After he came out of surgery, we have all been visiting him. We were told that he could hear us, so we would all talk to him, urging him to fight back, but it soon looked like Ram had given up. In our own different ways, we tried to encourage him. Shyama talked about their life together. Suman and his constant companion Ravi would visit together, not talking directly to Ram, but playing a game of Rummy or sometimes Bezique next to his hospital bed. They chatted to each other about their day, giving company to Ram the way they knew how to. Holding his hand, I would talk to Ram about our village and the fun we had growing up and how much I missed his company. Three weeks after the accident, the doctors told us that Ram didn’t have many days left; we too knew it was futile encouraging him to go on. Ram was refusing to continue his game of life.

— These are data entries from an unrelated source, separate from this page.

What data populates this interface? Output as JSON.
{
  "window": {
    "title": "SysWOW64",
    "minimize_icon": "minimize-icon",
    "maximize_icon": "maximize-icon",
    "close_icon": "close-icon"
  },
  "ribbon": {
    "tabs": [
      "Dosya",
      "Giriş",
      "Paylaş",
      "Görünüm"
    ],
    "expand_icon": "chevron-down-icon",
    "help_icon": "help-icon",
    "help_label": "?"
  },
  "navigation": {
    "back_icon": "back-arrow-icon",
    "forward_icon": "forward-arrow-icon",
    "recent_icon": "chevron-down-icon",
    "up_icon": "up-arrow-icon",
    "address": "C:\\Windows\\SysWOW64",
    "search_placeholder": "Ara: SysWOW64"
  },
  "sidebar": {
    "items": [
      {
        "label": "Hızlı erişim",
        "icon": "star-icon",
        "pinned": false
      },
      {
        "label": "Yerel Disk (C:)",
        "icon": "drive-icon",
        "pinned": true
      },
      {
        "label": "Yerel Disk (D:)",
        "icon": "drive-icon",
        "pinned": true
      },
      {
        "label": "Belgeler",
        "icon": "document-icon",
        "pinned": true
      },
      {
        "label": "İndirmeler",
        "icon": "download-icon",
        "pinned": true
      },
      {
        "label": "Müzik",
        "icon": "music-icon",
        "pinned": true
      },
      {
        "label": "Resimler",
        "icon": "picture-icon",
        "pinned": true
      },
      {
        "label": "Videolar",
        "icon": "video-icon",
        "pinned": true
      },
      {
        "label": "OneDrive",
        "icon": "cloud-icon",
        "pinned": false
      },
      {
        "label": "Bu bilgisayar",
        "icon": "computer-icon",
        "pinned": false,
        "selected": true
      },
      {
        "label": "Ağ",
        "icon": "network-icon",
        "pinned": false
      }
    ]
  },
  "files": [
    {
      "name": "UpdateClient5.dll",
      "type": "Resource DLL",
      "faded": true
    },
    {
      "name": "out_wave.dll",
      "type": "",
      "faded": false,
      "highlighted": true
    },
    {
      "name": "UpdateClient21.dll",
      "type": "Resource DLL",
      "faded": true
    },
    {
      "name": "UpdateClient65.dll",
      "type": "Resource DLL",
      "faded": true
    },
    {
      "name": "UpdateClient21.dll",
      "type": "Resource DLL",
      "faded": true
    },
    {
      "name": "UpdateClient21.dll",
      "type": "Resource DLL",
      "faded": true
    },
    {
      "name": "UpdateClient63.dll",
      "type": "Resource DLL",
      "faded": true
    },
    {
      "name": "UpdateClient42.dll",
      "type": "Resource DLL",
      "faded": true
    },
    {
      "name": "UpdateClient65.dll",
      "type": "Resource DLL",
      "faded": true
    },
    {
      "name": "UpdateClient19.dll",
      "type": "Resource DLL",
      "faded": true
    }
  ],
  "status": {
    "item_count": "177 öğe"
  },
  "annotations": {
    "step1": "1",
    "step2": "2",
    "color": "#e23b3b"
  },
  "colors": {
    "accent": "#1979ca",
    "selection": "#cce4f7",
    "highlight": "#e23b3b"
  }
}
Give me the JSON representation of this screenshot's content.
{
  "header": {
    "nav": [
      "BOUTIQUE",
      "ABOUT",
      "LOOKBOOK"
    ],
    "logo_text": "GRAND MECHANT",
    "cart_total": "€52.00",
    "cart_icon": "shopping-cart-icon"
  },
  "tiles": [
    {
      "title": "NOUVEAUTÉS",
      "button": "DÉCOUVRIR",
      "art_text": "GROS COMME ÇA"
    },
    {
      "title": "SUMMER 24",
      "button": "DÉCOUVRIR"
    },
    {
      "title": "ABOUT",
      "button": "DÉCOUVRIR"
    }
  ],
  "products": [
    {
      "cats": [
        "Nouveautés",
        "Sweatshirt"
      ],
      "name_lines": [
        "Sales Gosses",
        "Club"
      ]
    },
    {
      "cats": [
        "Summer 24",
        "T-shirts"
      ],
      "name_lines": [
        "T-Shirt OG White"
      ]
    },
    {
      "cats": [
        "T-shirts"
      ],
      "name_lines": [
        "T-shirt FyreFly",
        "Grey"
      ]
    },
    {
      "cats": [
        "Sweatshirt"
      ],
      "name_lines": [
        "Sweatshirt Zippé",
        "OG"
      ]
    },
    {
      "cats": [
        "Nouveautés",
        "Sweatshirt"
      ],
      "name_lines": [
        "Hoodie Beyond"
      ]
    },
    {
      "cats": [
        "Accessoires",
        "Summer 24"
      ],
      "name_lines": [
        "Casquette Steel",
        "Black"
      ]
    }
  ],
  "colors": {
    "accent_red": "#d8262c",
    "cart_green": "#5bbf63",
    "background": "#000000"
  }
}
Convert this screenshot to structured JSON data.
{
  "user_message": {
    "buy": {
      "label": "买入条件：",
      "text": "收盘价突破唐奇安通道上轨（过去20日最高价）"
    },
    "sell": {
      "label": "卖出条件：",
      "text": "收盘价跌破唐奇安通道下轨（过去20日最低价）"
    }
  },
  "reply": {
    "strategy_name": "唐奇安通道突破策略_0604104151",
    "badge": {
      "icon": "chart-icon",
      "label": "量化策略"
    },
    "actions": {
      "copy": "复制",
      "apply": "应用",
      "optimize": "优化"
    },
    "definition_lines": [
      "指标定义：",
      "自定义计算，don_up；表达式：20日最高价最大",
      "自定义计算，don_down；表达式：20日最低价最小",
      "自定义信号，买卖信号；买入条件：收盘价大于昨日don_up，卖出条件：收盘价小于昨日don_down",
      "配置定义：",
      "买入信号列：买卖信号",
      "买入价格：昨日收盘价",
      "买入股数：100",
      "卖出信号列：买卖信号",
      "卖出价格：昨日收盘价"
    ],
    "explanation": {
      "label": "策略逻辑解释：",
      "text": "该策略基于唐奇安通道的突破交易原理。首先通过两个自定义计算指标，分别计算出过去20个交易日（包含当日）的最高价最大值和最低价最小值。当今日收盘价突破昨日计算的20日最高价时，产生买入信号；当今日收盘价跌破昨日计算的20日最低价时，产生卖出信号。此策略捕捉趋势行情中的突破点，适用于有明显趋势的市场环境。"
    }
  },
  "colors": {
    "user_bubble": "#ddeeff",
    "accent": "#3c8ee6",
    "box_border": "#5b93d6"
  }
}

Shyama could now no longer hold on to her composure and would just break into tears every time she entered the room. Kissing his flaccid hand, she would murmur her apology and advise him to let go. Reciting the Mahamrityunjay mantra, she tried to give him the courage to embark on his journey without her. Suman, with tears running down his face, reassured him that he would take care of Shyama and that Ram was not to worry but to peacefully let go. Ravi and I would hold on to his hands, giving a reassuring squeeze now and then.


Today is the day. We are all waiting for him to be free. Shyama, with dry eyes, is reciting her prayers, trying to calm herself. Ravi and Suman are waiting at the foot of the bed. I am at his bedside, holding his hand. Beep…beep…beep………. Silence… A straight line on the screen… Shyama cannot stop the wailing scream arising from the depth of her being, Suman sinks into Ravi, who can barely hold himself upright. I hold Ram’s hand and help him up and give him a hug. I offer him his walking stick with a smile, and we walk out of the hospital room, two friends embarking on yet another journey together.